The refugee ‘crisis’ symbolises a decaying system

8 April 2016
Sandra Bloodworth

An official in Berlin refers to the refugees arriving in Germany as “the unwanted waste of the world”. It is 1946, and he is a migration specialist from the occupying British army. He complains that Germany is not a “waste-paper basket with a limitless capacity” for this trash.

Seventy years later, there is talk of refugees “swamping” or “invading” Europe. One of the largest rallies ever in Warsaw last year chanted “Poland for the Polish!” There are frequent deadly attacks on refugee shelters in Germany; the far right are growing across Europe, mocking the slogan “never again” with their anti-Muslim filth.

However, this human tragedy illustrates a more fundamental problem than racism. It is the consequence of a decaying system mired in crisis.

Karl Marx said that capitalism developed dripping from head to foot with blood and filth, that it was a system of competition that would dominate the world, and that war was inevitable. The madness of the market would regularly send the system spiralling into crisis.

Since the global financial crisis of 2008, declining growth and increasing poverty alongside obscene wealth have become the new normal; 62 people now own the same wealth as the poorest 50 percent of the world’s population.

In Europe there are 22 million officially unemployed. Governments across the continent, conscious of the growing resentment and discontent at wave after wave of austerity, respond with the age-old strategy: divide and rule. Armed police turn peaceful protests into war zones and call them “riots”. Muslims are vilified and persecuted. Refugees are confronted with increasingly fascistic laws which imply that they are to be feared.

This kind of suffering is inevitable while capitalism survives.

We’ve seen it before, on an even more massive scale. After World War II, many more millions than today were treated as pawns on a chess board as the big powers jostled to divide Europe between them.

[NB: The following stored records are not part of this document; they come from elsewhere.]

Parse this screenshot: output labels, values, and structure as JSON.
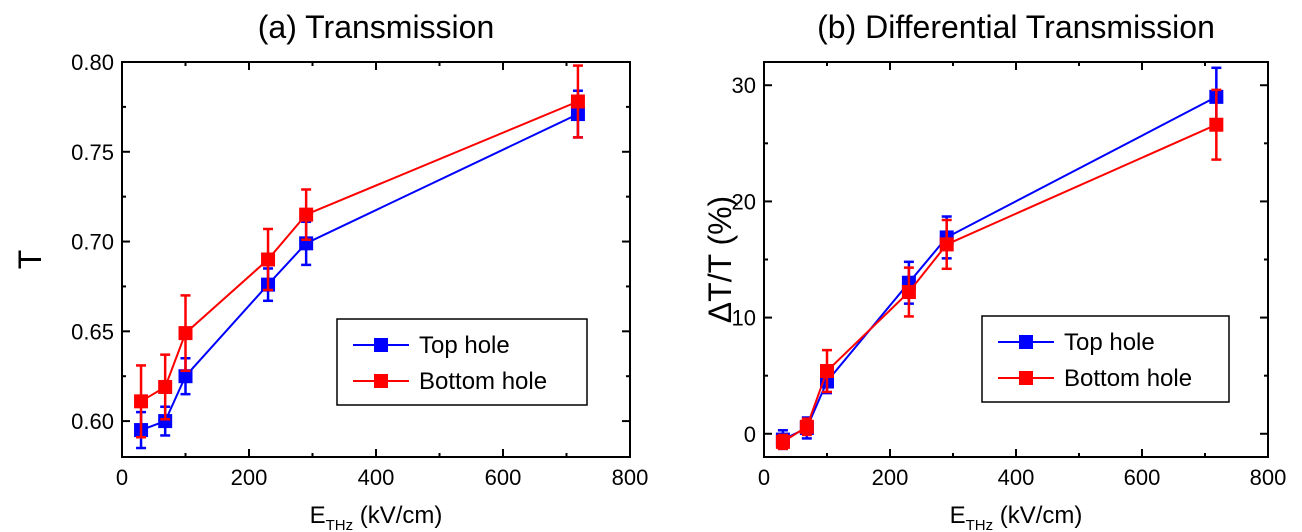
{
  "chart_data": [
    {
      "type": "line",
      "title": "(a) Transmission",
      "xlabel": {
        "main": "E",
        "sub": "THz",
        "rest": " (kV/cm)"
      },
      "ylabel": "T",
      "xlim": [
        0,
        800
      ],
      "ylim": [
        0.58,
        0.8
      ],
      "xticks": [
        0,
        200,
        400,
        600,
        800
      ],
      "xtick_labels": [
        "0",
        "200",
        "400",
        "600",
        "800"
      ],
      "yticks": [
        0.6,
        0.65,
        0.7,
        0.75,
        0.8
      ],
      "ytick_labels": [
        "0.60",
        "0.65",
        "0.70",
        "0.75",
        "0.80"
      ],
      "legend_position": "lower-right",
      "series": [
        {
          "name": "Top hole",
          "color": "#0000ff",
          "x": [
            30,
            68,
            100,
            230,
            290,
            718
          ],
          "y": [
            0.595,
            0.6,
            0.625,
            0.676,
            0.699,
            0.771
          ],
          "err": [
            0.01,
            0.008,
            0.01,
            0.009,
            0.012,
            0.013
          ]
        },
        {
          "name": "Bottom hole",
          "color": "#ff0000",
          "x": [
            30,
            68,
            100,
            230,
            290,
            718
          ],
          "y": [
            0.611,
            0.619,
            0.649,
            0.69,
            0.715,
            0.778
          ],
          "err": [
            0.02,
            0.018,
            0.021,
            0.017,
            0.014,
            0.02
          ]
        }
      ]
    },
    {
      "type": "line",
      "title": "(b) Differential Transmission",
      "xlabel": {
        "main": "E",
        "sub": "THz",
        "rest": " (kV/cm)"
      },
      "ylabel": "ΔT/T (%)",
      "xlim": [
        0,
        800
      ],
      "ylim": [
        -2,
        32
      ],
      "xticks": [
        0,
        200,
        400,
        600,
        800
      ],
      "xtick_labels": [
        "0",
        "200",
        "400",
        "600",
        "800"
      ],
      "yticks": [
        0,
        10,
        20,
        30
      ],
      "ytick_labels": [
        "0",
        "10",
        "20",
        "30"
      ],
      "legend_position": "lower-right",
      "series": [
        {
          "name": "Top hole",
          "color": "#0000ff",
          "x": [
            30,
            68,
            100,
            230,
            290,
            718
          ],
          "y": [
            -0.5,
            0.5,
            4.5,
            13.0,
            16.9,
            29.0
          ],
          "err": [
            0.8,
            0.9,
            1.0,
            1.8,
            1.8,
            2.5
          ]
        },
        {
          "name": "Bottom hole",
          "color": "#ff0000",
          "x": [
            30,
            68,
            100,
            230,
            290,
            718
          ],
          "y": [
            -0.7,
            0.6,
            5.4,
            12.2,
            16.3,
            26.6
          ],
          "err": [
            0.6,
            0.7,
            1.8,
            2.1,
            2.1,
            3.0
          ]
        }
      ]
    }
  ]
}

In July 1945, Churchill, Roosevelt and Stalin, meeting at Potsdam to divide up the spoils of war, agreed to “recognise that the transfer to Germany of German populations … remaining in Poland, Czechoslovakia and Hungary, will have to be undertaken”. Poles were moved out of eastern areas of Poland that had been annexed by the USSR; thousands of others, especially Jews, became “displaced persons” as they searched for asylum.

R.M. Douglas, who has studied these events, concludes: “The Allies thus devoted themselves to the expulsion from their homes of between 12 and 14 million people: the largest single episode of ethnic cleansing in human history … [A]t least 500,000 … died as a result of hunger, disease, rapes, beatings or extrajudicial executions by soldiers and militia of the expelling countries”.

Churchill had promised in 1944: “There will be no mixture of populations to cause endless trouble … a clean sweep will be made”. So the political figures who proclaimed about wonderful “European values” and democracy established the idea that different ethnic communities could not live together in peace.

Much of Europe had been reduced to rubble. The massive rebuilding effort contributed to economic revival. That is the logic of the capitalist market. Destruction of lives, cities and resources enables capitalists to buy cheaply and get out of crisis. Countries on the cusp of this new boom took in refugees – not for humanitarian reasons, but because they were potentially cheap labour. Australian Labor immigration minister Arthur Calwell’s slogan was “populate or perish”. Between 1947 and 1953, the Australian government assisted more than 170,000 displaced persons to migrate to Australia. A government website tells us the arrival of 3 million migrants and refugees between 1945 and 1975 was “the key to quickly boosting Australia’s population numbers in the interests of economic and military security”.

Today, capitalists and governments have no solution to the crisis of neoliberalism. Their wars in the Middle East don’t destroy assets at the core of the system, so rebuilding is not on the agenda. The millions fleeing to Europe are a fraction of those numbers. With a population of 500 million, Europe is prosperous compared to the 1940s and could easily offer them all a new life. Instead, billions are spent trying to keep people out.

Almost $9 billion will be spent sending refugees back from Greece to Turkey. Millions are spent on razor wire fencing and border patrols rather than dealing with the needs of the desperate – such as housing and projects that would provide employment.

The far right draw on a racist tradition articulated by politicians and literati since World War One. They tap into a growing audience wracked by uncertainty as they see jobs becoming more precarious and increasingly scarce.

As capitalism grinds into increasing decay and chaos for which the mass of people are expected to pay, the EU is abandoning the vision of a cultured, democratic Europe. Ageing capitalism is increasingly barbaric.

The crisis in the system no longer means refugees being pawns to be moved around for capitalists to exploit. It means exclusion, discrimination and being used as scapegoats for desperate people to blame instead of the real trash, those despicable criminals and parasites whose wars create refugees and consume the wealth that could be put to building a decent society.